Talking big bucks with the smallest members of your household will make the world a better place argues New York Times personal finance columnist Lieber (co-author: Taking Time Off, 2003, etc.).
Do you know the going rate for a visit from the tooth fairy in your neighborhood? If you have children, you’re probably all too aware of the playground rumors that range from $5 up to $50 for the prized first tooth. So what do you put under your child’s pillow? Does it matter? Yes, these seemingly small family financial decisions matter a lot, according to Lieber. In his third book, the author addresses affluence, its effect on child-rearing and the lessons most of us are not teaching our children about managing wealth.

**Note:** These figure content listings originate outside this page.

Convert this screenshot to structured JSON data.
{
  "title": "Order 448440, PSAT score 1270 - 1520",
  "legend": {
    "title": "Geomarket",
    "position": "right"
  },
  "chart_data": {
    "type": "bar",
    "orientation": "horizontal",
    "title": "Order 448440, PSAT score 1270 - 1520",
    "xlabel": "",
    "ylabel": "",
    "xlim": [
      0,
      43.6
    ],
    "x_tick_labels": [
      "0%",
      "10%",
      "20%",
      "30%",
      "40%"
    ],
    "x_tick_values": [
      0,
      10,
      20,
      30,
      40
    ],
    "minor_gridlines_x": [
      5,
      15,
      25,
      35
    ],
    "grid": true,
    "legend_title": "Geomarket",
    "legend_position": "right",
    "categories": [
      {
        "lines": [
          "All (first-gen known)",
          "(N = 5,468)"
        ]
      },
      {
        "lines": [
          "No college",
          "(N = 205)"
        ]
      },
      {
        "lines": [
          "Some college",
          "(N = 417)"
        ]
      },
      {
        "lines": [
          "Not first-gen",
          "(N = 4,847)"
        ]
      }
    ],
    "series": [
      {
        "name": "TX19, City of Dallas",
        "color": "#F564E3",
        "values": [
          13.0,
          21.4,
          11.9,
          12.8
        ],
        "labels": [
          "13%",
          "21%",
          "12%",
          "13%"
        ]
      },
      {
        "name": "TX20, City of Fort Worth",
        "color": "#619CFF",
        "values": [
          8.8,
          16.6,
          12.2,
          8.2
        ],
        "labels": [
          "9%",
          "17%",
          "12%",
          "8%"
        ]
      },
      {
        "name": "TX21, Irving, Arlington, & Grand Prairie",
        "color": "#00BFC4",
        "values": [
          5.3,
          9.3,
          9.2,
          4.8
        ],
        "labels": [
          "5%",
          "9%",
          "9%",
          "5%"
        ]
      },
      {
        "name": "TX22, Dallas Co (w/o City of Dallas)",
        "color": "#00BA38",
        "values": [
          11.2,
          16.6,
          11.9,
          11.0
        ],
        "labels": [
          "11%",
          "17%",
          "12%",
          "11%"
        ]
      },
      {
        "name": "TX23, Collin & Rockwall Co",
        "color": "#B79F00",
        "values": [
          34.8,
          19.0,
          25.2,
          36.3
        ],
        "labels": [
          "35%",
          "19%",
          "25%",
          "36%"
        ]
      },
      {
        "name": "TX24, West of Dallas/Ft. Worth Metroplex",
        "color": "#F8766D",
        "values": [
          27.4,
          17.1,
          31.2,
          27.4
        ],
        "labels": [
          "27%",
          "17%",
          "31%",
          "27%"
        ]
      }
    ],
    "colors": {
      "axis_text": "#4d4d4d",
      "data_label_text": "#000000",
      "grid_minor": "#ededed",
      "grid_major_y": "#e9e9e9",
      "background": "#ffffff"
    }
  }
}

As practical as the first half of the book is—it’s packed with suggestions on everything from allowance to college tuition—Lieber’s advice skews toward the upper-class family, leaving out the many families who make less than the $75,000 annual income he acknowledges as his base line. For instance, when he counsels that an appropriate clothing budget be calibrated on Land’s End prices, he largely ignores the fact that many families are struggling to afford even a wardrobe from Wal-Mart or Target. Later chapters get into tougher territory, and Lieber makes a good case for using early money management training to help children eventually tackle society’s bigger problems, such as homelessness and hunger. Humble stories of kids raising money for Down syndrome research or creating kit bags to give to people living on the street offer inspiration for those who do have money to spend it wisely in the world and to teach their children to do the same.
Sound advice on managing family finances but only if you have sufficient finances to manage.